Estudo do IBGE mostra que deslocamento para estudar está ligado à renda e ao nível de ensino

Foto: Divulgação

Cerca de 3,8 milhões de brasileiros precisaram se deslocar para outro município para estudar, e 75,3 mil buscaram instituições no exterior, segundo dados divulgados nesta quinta-feira (9) pelo Instituto Brasileiro de Geografia e Estatística (IBGE), com base no Censo 2022.

O levantamento aponta que o fenômeno é mais frequente entre alunos do ensino superior (45%) e tem relação direta com o nível de renda familiar e de escolaridade. No total, 53,6 milhões de pessoas estavam matriculadas em instituições de ensino, sendo 92,7% delas na mesma cidade onde moravam.

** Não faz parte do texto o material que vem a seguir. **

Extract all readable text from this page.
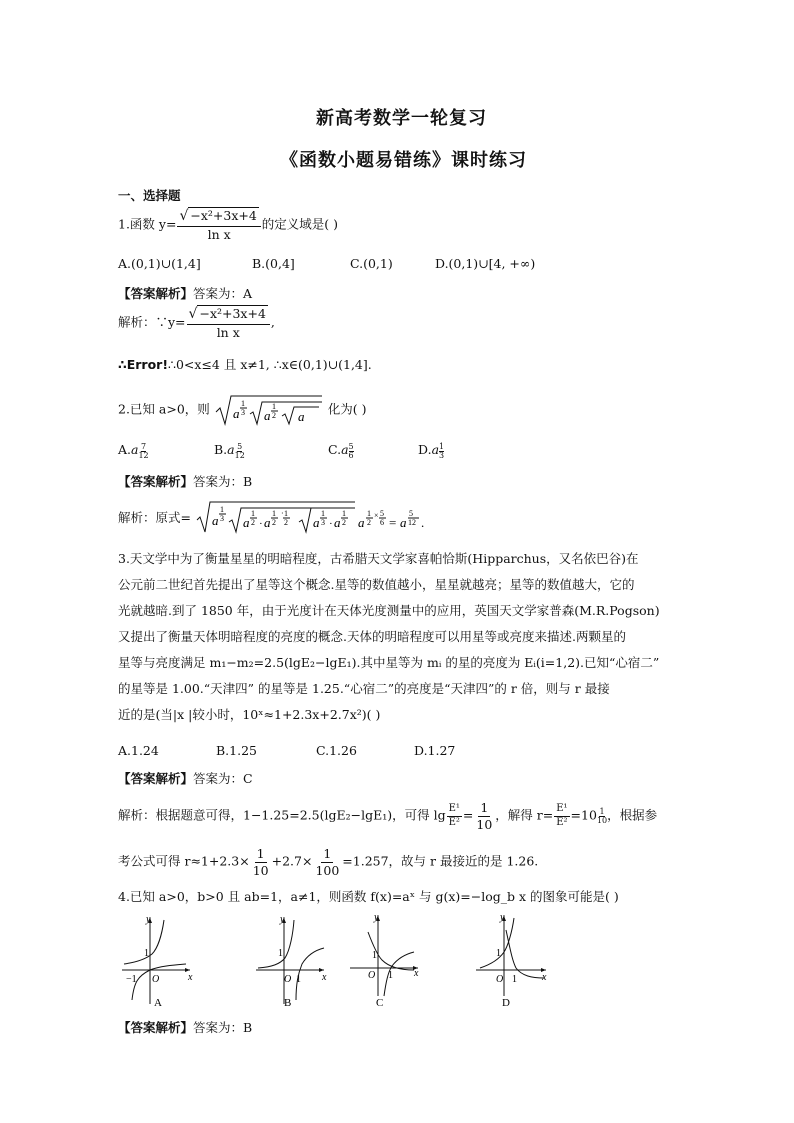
新高考数学一轮复习
《函数小题易错练》课时练习
一、选择题
1.函数 $y= \frac{\text{√ −x²+3x+4}}{\text{ln x}}$ 的定义域是( )
A.(0,1)∪(1,4]	B.(0,4]	C.(0,1)	D.(0,1)∪[4, +∞)
【答案解析】答案为：A
解析：∵y= $\frac{\text{√ −x²+3x+4}}{\text{ln x}}$ ,
∴Error!∴0<x≤4 且 x≠1, ∴x∈(0,1)∪(1,4].
2.已知 a>0，则 a
1
3 a
1
2 a 化为( )
$A.a \frac{7}{12}$	$B.a \frac{5}{12}$	$C.a \frac{5}{6}$	$D.a \frac{1}{3}$
【答案解析】答案为：B
解析：原式= a
1
3 a
1
2 · a
1
2
· 1
2 a
1
3 · a
1
2 a
1
2
× 5
6 = a
5
12 .
3.天文学中为了衡量星星的明暗程度，古希腊天文学家喜帕恰斯(Hipparchus，又名依巴谷)在
公元前二世纪首先提出了星等这个概念.星等的数值越小，星星就越亮；星等的数值越大，它的
光就越暗.到了 1850 年，由于光度计在天体光度测量中的应用，英国天文学家普森(M.R.Pogson)
又提出了衡量天体明暗程度的亮度的概念.天体的明暗程度可以用星等或亮度来描述.两颗星的
星等与亮度满足 m₁−m₂=2.5(lgE₂−lgE₁).其中星等为 mᵢ 的星的亮度为 Eᵢ(i=1,2).已知“心宿二”
的星等是 1.00.“天津四” 的星等是 1.25.“心宿二”的亮度是“天津四”的 r 倍，则与 r 最接
近的是(当|x |较小时，10ˣ≈1+2.3x+2.7x²)( )
A.1.24	B.1.25	C.1.26	D.1.27
【答案解析】答案为：C
解析：根据题意可得，1−1.25=2.5(lgE₂−lgE₁)，可得 $\lg \frac{\text{E¹}}{\text{E²}} = \frac{1}{10}$ ，解得 $r= \frac{\text{E¹}}{\text{E²}} =10 \frac{1}{10}$ ，根据参
考公式可得 $r\approx 1+2.3\times \frac{1}{10} +2.7\times \frac{1}{100} =1.257$，故与 r 最接近的是 1.26.
4.已知 a>0，b>0 且 ab=1，a≠1，则函数 f(x)=aˣ 与 g(x)=−log_b x 的图象可能是( )
y
x
1
−1 O
A
y
x
1
O 1
B
y
x
1
O 1
C
y
x
1
O 1
D
【答案解析】答案为：B
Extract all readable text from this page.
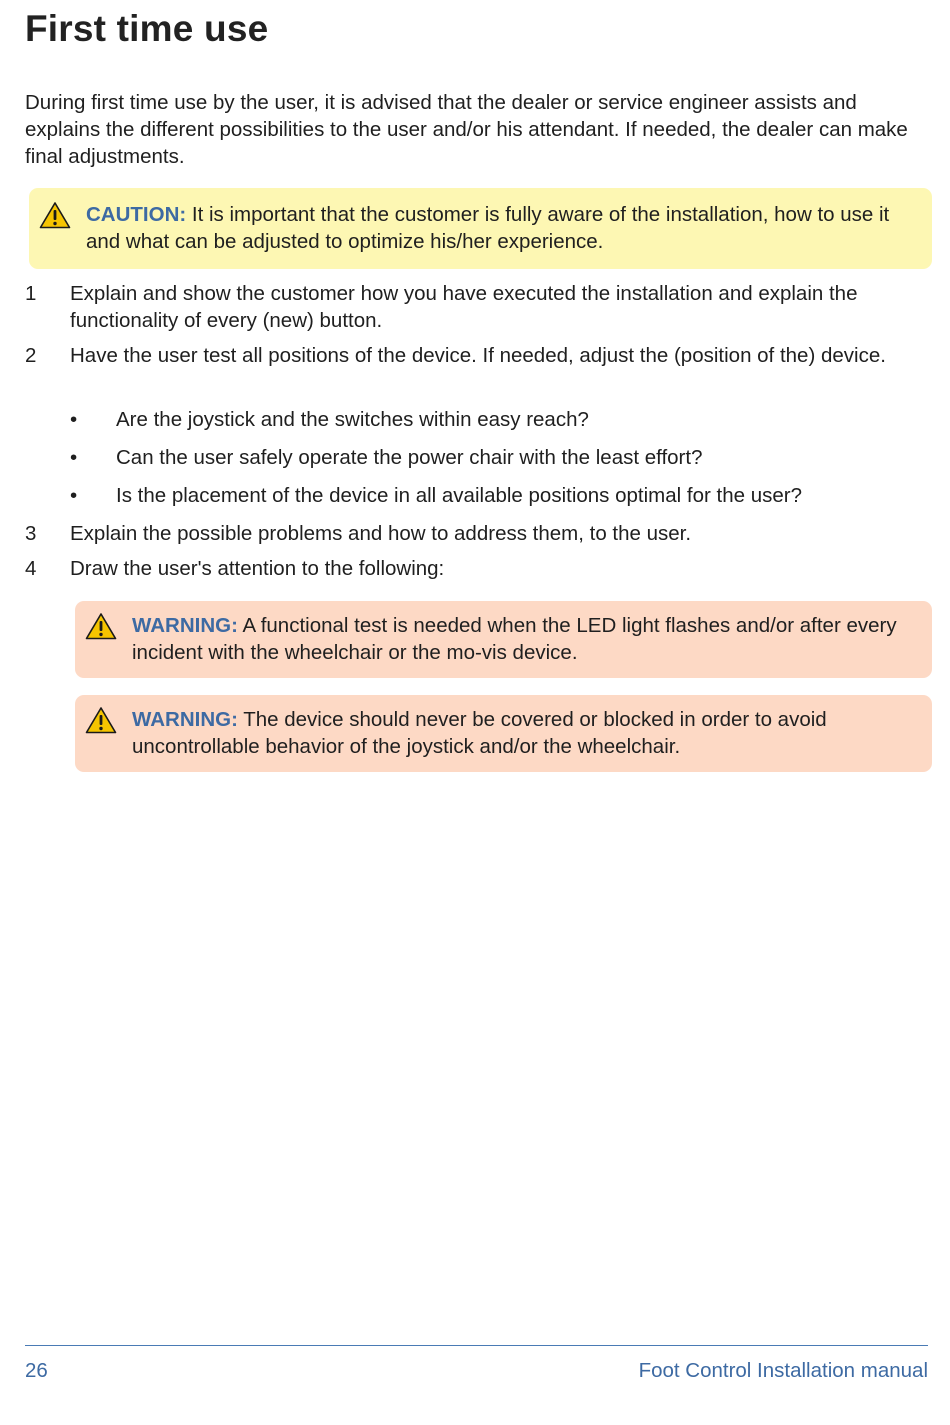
First time use

During first time use by the user, it is advised that the dealer or service engineer assists and explains the different possibilities to the user and/or his attendant. If needed, the dealer can make final adjustments.

CAUTION: It is important that the customer is fully aware of the installation, how to use it and what can be adjusted to optimize his/her experience.

1 Explain and show the customer how you have executed the installation and explain the functionality of every (new) button.
2 Have the user test all positions of the device. If needed, adjust the (position of the) device.
• Are the joystick and the switches within easy reach?
• Can the user safely operate the power chair with the least effort?
• Is the placement of the device in all available positions optimal for the user?
3 Explain the possible problems and how to address them, to the user.
4 Draw the user's attention to the following:

WARNING: A functional test is needed when the LED light flashes and/or after every incident with the wheelchair or the mo-vis device.

WARNING: The device should never be covered or blocked in order to avoid uncontrollable behavior of the joystick and/or the wheelchair.

26	Foot Control Installation manual
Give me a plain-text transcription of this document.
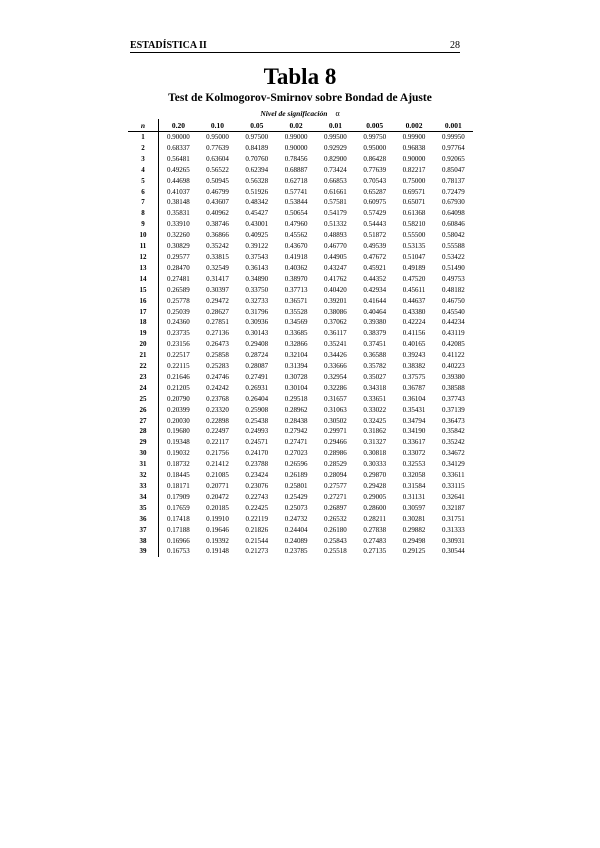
ESTADÍSTICA II	28
Tabla 8
Test de Kolmogorov-Smirnov sobre Bondad de Ajuste
Nivel de significación α
n	0.20	0.10	0.05	0.02	0.01	0.005	0.002	0.001
1	0.90000	0.95000	0.97500	0.99000	0.99500	0.99750	0.99900	0.99950
2	0.68337	0.77639	0.84189	0.90000	0.92929	0.95000	0.96838	0.97764
3	0.56481	0.63604	0.70760	0.78456	0.82900	0.86428	0.90000	0.92065
4	0.49265	0.56522	0.62394	0.68887	0.73424	0.77639	0.82217	0.85047
5	0.44698	0.50945	0.56328	0.62718	0.66853	0.70543	0.75000	0.78137
6	0.41037	0.46799	0.51926	0.57741	0.61661	0.65287	0.69571	0.72479
7	0.38148	0.43607	0.48342	0.53844	0.57581	0.60975	0.65071	0.67930
8	0.35831	0.40962	0.45427	0.50654	0.54179	0.57429	0.61368	0.64098
9	0.33910	0.38746	0.43001	0.47960	0.51332	0.54443	0.58210	0.60846
10	0.32260	0.36866	0.40925	0.45562	0.48893	0.51872	0.55500	0.58042
11	0.30829	0.35242	0.39122	0.43670	0.46770	0.49539	0.53135	0.55588
12	0.29577	0.33815	0.37543	0.41918	0.44905	0.47672	0.51047	0.53422
13	0.28470	0.32549	0.36143	0.40362	0.43247	0.45921	0.49189	0.51490
14	0.27481	0.31417	0.34890	0.38970	0.41762	0.44352	0.47520	0.49753
15	0.26589	0.30397	0.33750	0.37713	0.40420	0.42934	0.45611	0.48182
16	0.25778	0.29472	0.32733	0.36571	0.39201	0.41644	0.44637	0.46750
17	0.25039	0.28627	0.31796	0.35528	0.38086	0.40464	0.43380	0.45540
18	0.24360	0.27851	0.30936	0.34569	0.37062	0.39380	0.42224	0.44234
19	0.23735	0.27136	0.30143	0.33685	0.36117	0.38379	0.41156	0.43119
20	0.23156	0.26473	0.29408	0.32866	0.35241	0.37451	0.40165	0.42085
21	0.22517	0.25858	0.28724	0.32104	0.34426	0.36588	0.39243	0.41122
22	0.22115	0.25283	0.28087	0.31394	0.33666	0.35782	0.38382	0.40223
23	0.21646	0.24746	0.27491	0.30728	0.32954	0.35027	0.37575	0.39380
24	0.21205	0.24242	0.26931	0.30104	0.32286	0.34318	0.36787	0.38588
25	0.20790	0.23768	0.26404	0.29518	0.31657	0.33651	0.36104	0.37743
26	0.20399	0.23320	0.25908	0.28962	0.31063	0.33022	0.35431	0.37139
27	0.20030	0.22898	0.25438	0.28438	0.30502	0.32425	0.34794	0.36473
28	0.19680	0.22497	0.24993	0.27942	0.29971	0.31862	0.34190	0.35842
29	0.19348	0.22117	0.24571	0.27471	0.29466	0.31327	0.33617	0.35242
30	0.19032	0.21756	0.24170	0.27023	0.28986	0.30818	0.33072	0.34672
31	0.18732	0.21412	0.23788	0.26596	0.28529	0.30333	0.32553	0.34129
32	0.18445	0.21085	0.23424	0.26189	0.28094	0.29870	0.32058	0.33611
33	0.18171	0.20771	0.23076	0.25801	0.27577	0.29428	0.31584	0.33115
34	0.17909	0.20472	0.22743	0.25429	0.27271	0.29005	0.31131	0.32641
35	0.17659	0.20185	0.22425	0.25073	0.26897	0.28600	0.30597	0.32187
36	0.17418	0.19910	0.22119	0.24732	0.26532	0.28211	0.30281	0.31751
37	0.17188	0.19646	0.21826	0.24404	0.26180	0.27838	0.29882	0.31333
38	0.16966	0.19392	0.21544	0.24089	0.25843	0.27483	0.29498	0.30931
39	0.16753	0.19148	0.21273	0.23785	0.25518	0.27135	0.29125	0.30544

Os dados revelam que quanto maior a renda, maior a mobilidade estudantil. Apenas 0,1% dos estudantes com renda de até ¼ de salário mínimo estudavam fora do município, enquanto entre aqueles com renda acima de dois salários mínimos, o percentual ultrapassava 14%. A idade também influencia: até os 17 anos, menos de 5% estudavam fora; entre 18 e 24 anos, o número sobe para 20,1%.

O deslocamento cresce conforme o nível de ensino: menos de 10% dos alunos do ensino básico estudavam fora do município, contra 27,3% no ensino superior e 31,8% na pós-graduação. Casos como o de Vinícius de Albuquerque, de São João de Meriti (RJ), mostram os desafios enfrentados: ele abandonou o curso de História na UFF devido ao alto custo do transporte e da permanência.

Embora o percentual nacional de estudantes fora do município tenha se mantido em 7,3% entre 2010 e 2022, o número cresceu em todos os estados do Nordeste, enquanto diminuiu no Sudeste, Sul e Distrito Federal. A Região Norte apresentou o menor índice, com apenas 4% dos estudantes deslocando-se para estudar.